The search by researchers to uncover the ‘first’ animal – the ancestor for all other animals –  has taken a new turn.

A new study says comb jellies are more likely to be the first animal ancestor, displacing an existing theory which says sponges are the world’s oldest.

700 million years ago when there were no rings of Saturn, no sharks and no trees, there might have been see-through swimming invertebrates known as ctenophores (better known as comb jellies), says the study, published in Nature.

“The most recent common ancestor of all animals probably lived 600 or 700 million years ago,” says Professor Daniel Rokhsar, a cell biologist at the University of California, Berkeley.

“It’s hard to know what they were like because they were soft-bodied animals and didn’t leave a direct fossil record, but we can use comparisons across living animals to learn about our common ancestors.

“It’s exciting. We’re looking back deep in time where we have no hope of getting fossils, but by comparing genomes, we’re learning things about these very early ancestors.”

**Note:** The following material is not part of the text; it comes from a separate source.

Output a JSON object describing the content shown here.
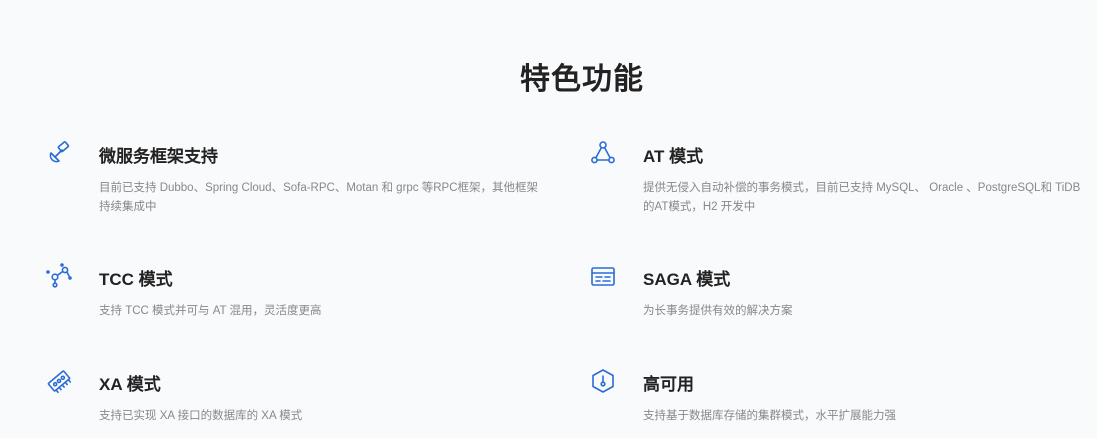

The two contenders for the earliest animal are comb jellies and an equally primitive species – sponges. But unfortunately, because the two genetically diverged so long ago, it’s been difficult to untangle the two into a clear favourite.

“The results of sophisticated sequence-based studies were basically split,” said Rokhsar.

“Some researchers did well-designed analyses and found that sponges branched first. Others did equally complex and justifiable studies and got ctenophores. There hasn’t really been any convergence to a definitive answer.”

The researchers looked at the evolution of the chromosome of sponges, comb jellies and a number of single celled non-animals.

“Traditionally, sponges have been widely considered to be the earliest surviving branch of the animal tree, because sponges don’t have a nervous system, they don’t have muscles, and they look a little bit like colonial versions of some unicellular protozoans,” Rokhsar says.

“And so, it was a nice story: First came the unicellular protozoans, and then sponge-like multicellular consortia of such cells evolved and became the ancestor of all of today’s animal diversity.”

But they found instead was that comb jellies, genetically, looked distinctly more non-animal than animal.

“That was the smoking gun — we found a handful of rearrangements shared by sponges and non-ctenophore animals. In contrast, ctenophores resembled the non-animals. The simplest explanation is that ctenophores branched off before the rearrangements occurred,” said Rokhsar. So, although this likely won’t be the last we hear on the matter, this does provide some compelling evidence that in the battle of the ancients, comb jellies came first.